Some of those talks already are happening, Long said. In the target IT environment, the agency envisions 75 percent of the apps it will use being created by industry. She said NGA just held its first industry day for applications, where the agency proposed a new compensation model she said is based on commercial business practices.

“We would want developers creating apps speculatively, and then they’d be compensated based on the rating and the usage,” she said. “We have incorporated a rating schema and business analytics into our app store, so we are ready to do that. We had very good conversations, and we’re very helpful that we’ll be able to implement such a compensation model.”

Long said one of the benefits of the common IT architecture is that other agencies will be able to take a self-service approach to NGA’s geospatial data, including raw data in some cases. To lay the groundwork for that, the agency aggressively is metatagging its new and existing data so that it’s easy to find. And she said NGA has cleared out duplicate versions of imagery and other content so that there’s now one authoritative source of each piece of data.

She said once the data is ready to be incorporated into a service-oriented architecture and accessible across the entire intelligence community, users will be able to serve themselves rather than asking NGA for help.

“You can access our content, you can tailor it, you can do what you need to do. What I ask in return is that when you do make enhancements or build a product or add to it that you share it back with us,” she said. “That will enable us to learn, that will enable us to provide better service in the future. And in return, we will host it and serve it back out to the entire community. Exposing our content to tens of thousands of users, we don’t know what will happen. It will be things that are un-thought of by NGA today. We’ve seen that happen.”

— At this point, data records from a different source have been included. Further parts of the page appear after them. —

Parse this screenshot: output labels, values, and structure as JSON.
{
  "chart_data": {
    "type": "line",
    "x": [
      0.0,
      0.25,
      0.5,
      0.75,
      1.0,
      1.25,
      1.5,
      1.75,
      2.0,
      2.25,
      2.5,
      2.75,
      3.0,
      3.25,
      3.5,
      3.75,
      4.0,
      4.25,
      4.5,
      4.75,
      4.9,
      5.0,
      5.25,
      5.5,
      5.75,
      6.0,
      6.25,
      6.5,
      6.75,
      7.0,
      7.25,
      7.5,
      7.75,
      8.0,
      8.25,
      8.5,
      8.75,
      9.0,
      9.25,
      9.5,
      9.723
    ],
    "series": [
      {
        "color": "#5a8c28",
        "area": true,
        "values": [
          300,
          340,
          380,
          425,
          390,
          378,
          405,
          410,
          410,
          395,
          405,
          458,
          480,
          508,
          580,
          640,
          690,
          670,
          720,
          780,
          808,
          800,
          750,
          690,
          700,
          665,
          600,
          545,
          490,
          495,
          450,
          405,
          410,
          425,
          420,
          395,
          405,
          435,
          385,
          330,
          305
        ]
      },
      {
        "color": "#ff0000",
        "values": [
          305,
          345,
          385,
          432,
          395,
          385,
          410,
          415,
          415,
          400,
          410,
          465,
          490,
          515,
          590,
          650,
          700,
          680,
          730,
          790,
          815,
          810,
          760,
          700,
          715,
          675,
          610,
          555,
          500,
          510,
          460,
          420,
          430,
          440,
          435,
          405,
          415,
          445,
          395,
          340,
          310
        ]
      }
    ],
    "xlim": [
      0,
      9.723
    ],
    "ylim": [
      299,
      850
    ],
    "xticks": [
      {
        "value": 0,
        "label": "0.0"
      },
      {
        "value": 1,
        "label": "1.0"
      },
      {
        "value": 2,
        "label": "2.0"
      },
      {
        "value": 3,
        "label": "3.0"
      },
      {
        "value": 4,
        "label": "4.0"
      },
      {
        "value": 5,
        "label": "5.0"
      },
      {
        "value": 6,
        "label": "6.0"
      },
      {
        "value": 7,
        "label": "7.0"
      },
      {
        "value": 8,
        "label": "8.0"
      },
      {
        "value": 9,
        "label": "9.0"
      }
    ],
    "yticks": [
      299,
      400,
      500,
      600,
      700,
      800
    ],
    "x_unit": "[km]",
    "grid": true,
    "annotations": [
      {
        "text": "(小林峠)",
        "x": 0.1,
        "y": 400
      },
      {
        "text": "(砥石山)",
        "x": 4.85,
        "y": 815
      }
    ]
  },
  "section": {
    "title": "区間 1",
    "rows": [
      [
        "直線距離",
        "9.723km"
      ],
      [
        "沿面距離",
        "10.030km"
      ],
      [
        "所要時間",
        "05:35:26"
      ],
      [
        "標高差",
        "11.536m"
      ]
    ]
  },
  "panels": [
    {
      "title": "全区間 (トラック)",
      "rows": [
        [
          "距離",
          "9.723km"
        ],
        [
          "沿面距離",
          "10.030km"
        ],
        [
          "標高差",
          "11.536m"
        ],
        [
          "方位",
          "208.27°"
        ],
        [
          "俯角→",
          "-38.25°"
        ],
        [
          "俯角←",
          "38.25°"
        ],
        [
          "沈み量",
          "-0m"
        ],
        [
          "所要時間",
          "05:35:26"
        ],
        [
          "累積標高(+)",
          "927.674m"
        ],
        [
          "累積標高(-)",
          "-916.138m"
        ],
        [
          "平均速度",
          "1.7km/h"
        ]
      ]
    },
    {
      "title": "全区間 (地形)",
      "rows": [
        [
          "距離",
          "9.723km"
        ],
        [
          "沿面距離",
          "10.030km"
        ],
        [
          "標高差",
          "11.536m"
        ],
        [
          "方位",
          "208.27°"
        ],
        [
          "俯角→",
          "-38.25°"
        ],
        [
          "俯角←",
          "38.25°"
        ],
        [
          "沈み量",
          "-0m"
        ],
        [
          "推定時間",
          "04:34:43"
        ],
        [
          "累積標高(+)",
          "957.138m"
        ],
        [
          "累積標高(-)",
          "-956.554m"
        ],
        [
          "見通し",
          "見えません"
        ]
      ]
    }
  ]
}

Common geospatial data standards

Long said NGA also wants to host geospatial data generated by other agencies. First though, the data needs to conform to a common standard. She said as the functional manager for geospatial intelligence, NGA has the legal authority to create and publish those standards, and it’s done so.

But it hasn’t done a good job of enforcing their use by other agencies until recently. NGA has just finished helping the Air Force assess its compliance with the standards. A similar review is underway in the Army, and CIA is next in line.

“The feedback we got from Air Force was, ‘Thanks. We found programs we didn’t know we had, we found folks who were working on the same thing and didn’t know each other, and by the way we found a few things we weren’t in compliance with,'” she said. “As we’ve completed the first one, the rest of the community is saying they need to be a part of that too.”